Index manager Vanguard is monitoring the de­velopment of the exchange traded fund (ETF) market in Australia and could offer such prod­ucts here if enough demand existed, according to the group’s head of retail, Robin Bowerman.

He says that Vanguard provides ETFs in the US and it could import this capability into Australia. “We’re watching the [ETF] space closely”, Bowerman says. “We haven’t made any decision yet.”

ETFs, listed funds that are generally structured to mirror an underlying index, have gathered an enormous retail following in the US where hundreds of ‘exotic’ index products are now available. By contrast, the Australian ETF retail market has been slow to take off, growing only marginally since State Street launched two ASX-based products in 2001.

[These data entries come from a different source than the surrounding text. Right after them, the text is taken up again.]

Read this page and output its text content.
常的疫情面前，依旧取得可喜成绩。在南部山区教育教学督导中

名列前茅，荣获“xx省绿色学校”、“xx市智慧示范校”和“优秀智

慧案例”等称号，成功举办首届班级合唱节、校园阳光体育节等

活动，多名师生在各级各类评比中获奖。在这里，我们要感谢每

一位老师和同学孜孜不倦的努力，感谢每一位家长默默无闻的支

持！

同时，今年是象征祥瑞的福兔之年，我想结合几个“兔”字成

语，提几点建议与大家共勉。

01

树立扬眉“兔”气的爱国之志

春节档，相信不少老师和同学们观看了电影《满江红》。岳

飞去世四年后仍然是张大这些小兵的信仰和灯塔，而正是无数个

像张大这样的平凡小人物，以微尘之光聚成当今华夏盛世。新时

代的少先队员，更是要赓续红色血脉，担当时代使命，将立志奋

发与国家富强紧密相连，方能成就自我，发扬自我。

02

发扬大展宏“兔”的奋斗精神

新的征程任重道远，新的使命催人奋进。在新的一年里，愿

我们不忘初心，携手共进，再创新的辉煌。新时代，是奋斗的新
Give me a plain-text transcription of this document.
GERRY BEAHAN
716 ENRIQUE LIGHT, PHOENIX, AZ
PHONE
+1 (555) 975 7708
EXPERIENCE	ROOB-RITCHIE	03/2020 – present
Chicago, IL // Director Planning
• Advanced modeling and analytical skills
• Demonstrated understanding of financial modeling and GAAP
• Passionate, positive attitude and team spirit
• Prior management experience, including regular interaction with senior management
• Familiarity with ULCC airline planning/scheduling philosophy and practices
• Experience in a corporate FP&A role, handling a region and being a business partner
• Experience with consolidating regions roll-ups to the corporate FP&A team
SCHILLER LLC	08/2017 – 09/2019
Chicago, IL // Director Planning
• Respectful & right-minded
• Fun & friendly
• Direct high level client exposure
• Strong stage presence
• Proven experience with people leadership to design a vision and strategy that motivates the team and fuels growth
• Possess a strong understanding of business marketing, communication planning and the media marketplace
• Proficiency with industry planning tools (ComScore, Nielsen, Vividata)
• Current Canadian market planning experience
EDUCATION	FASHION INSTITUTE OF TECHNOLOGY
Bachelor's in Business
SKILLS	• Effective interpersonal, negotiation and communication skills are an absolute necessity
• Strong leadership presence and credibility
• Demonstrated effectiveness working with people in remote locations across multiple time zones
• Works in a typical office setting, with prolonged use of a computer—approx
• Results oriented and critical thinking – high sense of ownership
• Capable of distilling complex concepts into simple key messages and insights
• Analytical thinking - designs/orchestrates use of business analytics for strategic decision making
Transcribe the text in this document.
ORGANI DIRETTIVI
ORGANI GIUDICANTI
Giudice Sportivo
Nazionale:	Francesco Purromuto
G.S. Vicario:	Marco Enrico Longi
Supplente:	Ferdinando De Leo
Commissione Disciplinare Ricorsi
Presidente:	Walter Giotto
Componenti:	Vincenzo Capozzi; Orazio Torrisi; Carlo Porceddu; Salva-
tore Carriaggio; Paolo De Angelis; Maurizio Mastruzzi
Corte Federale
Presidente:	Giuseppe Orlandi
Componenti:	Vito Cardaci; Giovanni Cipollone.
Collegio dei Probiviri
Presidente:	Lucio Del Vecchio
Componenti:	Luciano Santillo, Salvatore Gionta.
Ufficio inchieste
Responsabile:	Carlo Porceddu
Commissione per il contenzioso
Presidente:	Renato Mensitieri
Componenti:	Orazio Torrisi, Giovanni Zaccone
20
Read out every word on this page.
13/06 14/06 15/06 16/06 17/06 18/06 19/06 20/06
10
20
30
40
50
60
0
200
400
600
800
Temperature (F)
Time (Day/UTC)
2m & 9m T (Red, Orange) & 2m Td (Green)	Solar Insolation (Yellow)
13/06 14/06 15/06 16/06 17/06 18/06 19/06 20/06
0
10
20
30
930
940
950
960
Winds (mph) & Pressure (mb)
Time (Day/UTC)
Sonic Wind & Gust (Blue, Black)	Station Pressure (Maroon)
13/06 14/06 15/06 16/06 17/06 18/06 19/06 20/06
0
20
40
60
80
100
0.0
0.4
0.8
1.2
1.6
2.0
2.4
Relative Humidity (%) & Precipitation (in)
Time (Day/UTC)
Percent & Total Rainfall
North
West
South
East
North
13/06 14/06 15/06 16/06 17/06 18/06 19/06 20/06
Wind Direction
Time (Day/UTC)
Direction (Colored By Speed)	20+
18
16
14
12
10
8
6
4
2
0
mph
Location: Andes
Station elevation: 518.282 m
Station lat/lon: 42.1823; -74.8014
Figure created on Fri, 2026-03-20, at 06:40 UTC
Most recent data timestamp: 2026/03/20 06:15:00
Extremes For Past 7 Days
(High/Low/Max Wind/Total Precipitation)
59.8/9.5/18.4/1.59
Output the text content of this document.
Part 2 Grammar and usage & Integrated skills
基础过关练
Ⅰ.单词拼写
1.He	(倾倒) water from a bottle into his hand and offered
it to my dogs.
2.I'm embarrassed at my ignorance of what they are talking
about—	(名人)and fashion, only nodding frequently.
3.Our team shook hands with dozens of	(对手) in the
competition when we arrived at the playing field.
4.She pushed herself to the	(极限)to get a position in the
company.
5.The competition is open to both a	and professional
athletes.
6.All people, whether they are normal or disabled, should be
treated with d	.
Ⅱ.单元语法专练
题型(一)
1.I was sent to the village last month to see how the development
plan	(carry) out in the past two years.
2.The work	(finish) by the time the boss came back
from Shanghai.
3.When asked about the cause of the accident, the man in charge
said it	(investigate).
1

ETFs and index funds usually appeal to fee-based advisers because of their low management costs and absence of commissions. However, fans of the listed index funds received a boost this October when Barclays Global Investors (BGI) launched a range of eight international ETFs on the ASX. BGI is one of the world’s largest providers of ETFs.

Bowerman says the US experience has shown that ETFs expand the total market for index funds rather than “cannibalise” traditional unit-based products. However, he also says that the popularity of ETFs in the US could probably be traced to the influence of stockbrokers, as they remain a “powerful distribution force” in that market.

Because sharebrokers are typically remunerated by trading, ETFs offer an attractive alternative to commission-free index managed funds. “The financial planning market is structurally differ­ent in Australia,” Bowerman says. “Stockbroking firms have more or less given up their private advisory businesses.”